It’s almost here…the day we looked forward to as children and sometimes dread as adults. My heart and prayers go out to all those which may have suffered a loss of a loved one, job, health or any number of life-changing events. I hope the memories of Christmas past will still bring joy.
Christmas was a big event in our home. All my aunts would send presents and some are still remembered today. My Aunt Helen and Uncle Herschel always sent the very best. A book called Ambrose about a small lost dog which traveled around the world and returned home to his owner in a New York penthouse. A stuffed skunk which I named Skunky…not that original, to be sure. Nevertheless, I loved that skunk. A beautiful china princess musical figurine.

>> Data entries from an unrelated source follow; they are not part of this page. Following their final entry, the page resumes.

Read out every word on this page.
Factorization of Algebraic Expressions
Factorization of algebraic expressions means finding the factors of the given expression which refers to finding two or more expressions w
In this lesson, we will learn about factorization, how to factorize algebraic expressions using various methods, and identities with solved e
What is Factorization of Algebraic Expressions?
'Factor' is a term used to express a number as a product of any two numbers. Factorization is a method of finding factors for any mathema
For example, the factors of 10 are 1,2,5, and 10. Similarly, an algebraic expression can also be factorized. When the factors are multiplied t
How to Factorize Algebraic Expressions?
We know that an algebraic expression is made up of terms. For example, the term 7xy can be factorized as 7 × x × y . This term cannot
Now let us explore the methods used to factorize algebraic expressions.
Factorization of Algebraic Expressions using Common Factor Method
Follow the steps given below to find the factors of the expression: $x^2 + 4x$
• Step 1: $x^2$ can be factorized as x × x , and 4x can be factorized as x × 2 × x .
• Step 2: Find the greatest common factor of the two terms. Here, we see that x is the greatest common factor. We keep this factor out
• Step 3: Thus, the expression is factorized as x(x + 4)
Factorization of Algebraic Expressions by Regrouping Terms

Aunt Louise sent me an umbrella and a large stuffed doll, Little Boy Blue, I called him Billy. Aunt June and Uncle Harry always sent clothing. And Grandma a card with $1.00. People sent cash through the mail back then. You could buy quite a bit with a dollar.
What Christmas would be complete without the traditional midnight Mass? It was always so enchanting to go into the cathedral, decorated with lights, candles and evergreens. The church was always packed with friends of my parents, classmates and neighbors. One year, I stepped out of the car and into a puddle. My tights were drenched and I was mortified. There was absolutely no way I was going into church with wet tights and shoes. Of course, my mother had a much different view of the situation…mothers always do.
After mass, close family friends would gather at our very small home, and despite all the excitement, our little eyes could barely stay open. The next morning, the tree had presents under it. Magical.
I wasn’t one to believe in Santa Claus because my sister told me there was no such person and for some reason I listened to her. However, one Christmas the only gift I wanted was a blue Sears bike with chrome fenders, light and carrier just like my classmate Jill had. So, I decided to cover all bases and that year Santa was real. Yea, the bike was waiting for me that Christmas morn.
Living in the Great Lakes state meant there would be no bike riding until spring. No matter. I decorated the bike with blue and white streamers and it stayed in the bedroom until the first available day to ride. It was decked out with cards in the spokes, too. Now, were talking.
During my pre-teen years, I created my very own traditions. One of which was to hunt through the house looking for my presents. Mom always hid them. I was dying for a Monopoly game and shoved under my parents bed was MY present. I was elated. Christmas day we unwrapped our presents and something was missing. MY Monopoly game. There must be a mistake.
I asked Mom where MY Monopoly game which was under the bed was at. She almost look delighted when she said “The game was for your cousin Bobby”. I am sure I pouted and cried because by that age I didn’t believe in Santa again. Next year I would…
Sadly, most everyone is gone but I still recall the memories and feel nostalgic and sometimes blue, sometimes melancholy. New memories are made everyday and God somehow places people in your life to help ease the pain of loneliness. I love every one of them and each one holds a special place in my heart.